Reputation: 33
I'm new to software development, and I'm not sure how to go about this. I want to visit every page of a website and grab a specific bit of data from each one. My problem is, I don't know how to iterate through all of the existing pages without knowing the individual urls ahead of time. For example, I want to visit every page whose url starts with
"http://stackoverflow.com/questions/"
Is there a way to compile a list and then iterate through that, or is it possible to do this without creating a giant list of urls?
Upvotes: 0
Views: 12795
Reputation: 414179
To grab a specific bit of data from a web site you could use some web scraping tool e.g., scrapy.

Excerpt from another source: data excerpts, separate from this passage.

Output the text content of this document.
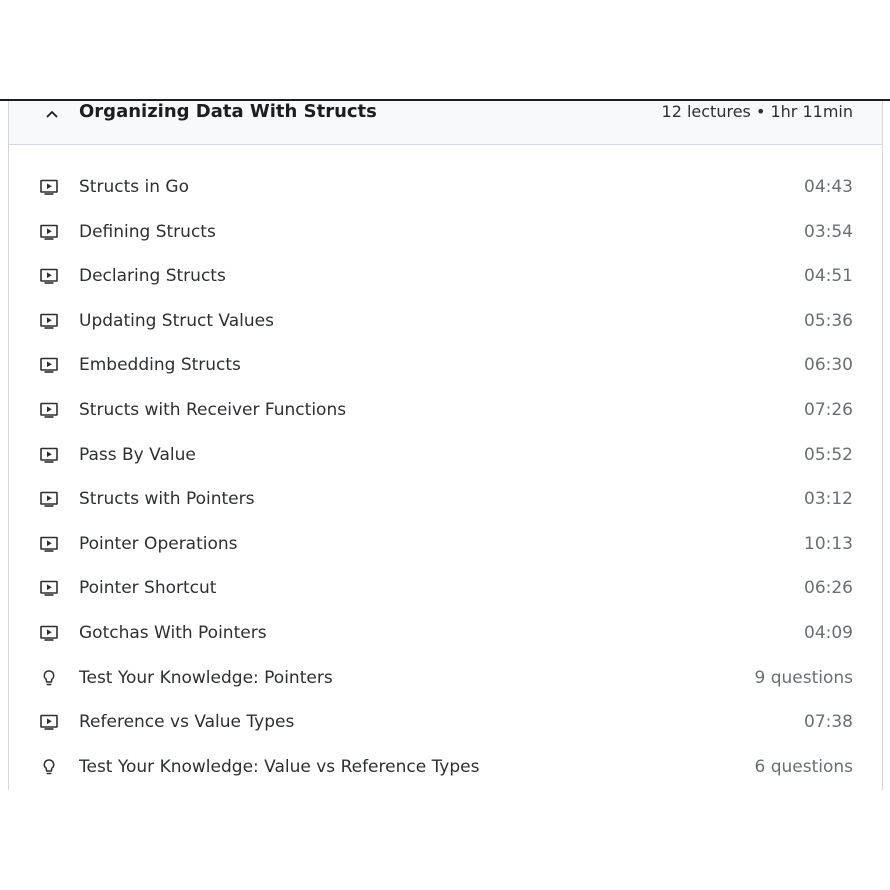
Organizing Data With Structs	12 lectures • 1hr 11min
Structs in Go	04:43
Defining Structs	03:54
Declaring Structs	04:51
Updating Struct Values	05:36
Embedding Structs	06:30
Structs with Receiver Functions	07:26
Pass By Value	05:52
Structs with Pointers	03:12
Pointer Operations	10:13
Pointer Shortcut	06:26
Gotchas With Pointers	04:09
Test Your Knowledge: Pointers	9 questions
Reference vs Value Types	07:38
Test Your Knowledge: Value vs Reference Types	6 questions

If required data is generated by javascript then you might need browser-like tool such as Selenium WebDriver and implement crawling of the links by hand.
Upvotes: 0
Reputation: 298166
Try Scrapy.
It handles all of the crawling for you and lets you focus on processing the data, not extracting it. Instead of copy-pasting the code already in the tutorial, I'll leave it to you to read it.
Upvotes: 5
Reputation: 658
For example, you can make a simple for loop, like this:
def webIterate():
base_link = "http://stackoverflow.com/questions/"
for i in xrange(24):
print "http://stackoverflow.com/questions/%d" % (i)
The output will be:
http://stackoverflow.com/questions/0
http://stackoverflow.com/questions/2
http://stackoverflow.com/questions/3
...
http://stackoverflow.com/questions/23
It's just an example. You can pass numbers of questions and make with them whatever you want
Upvotes: -2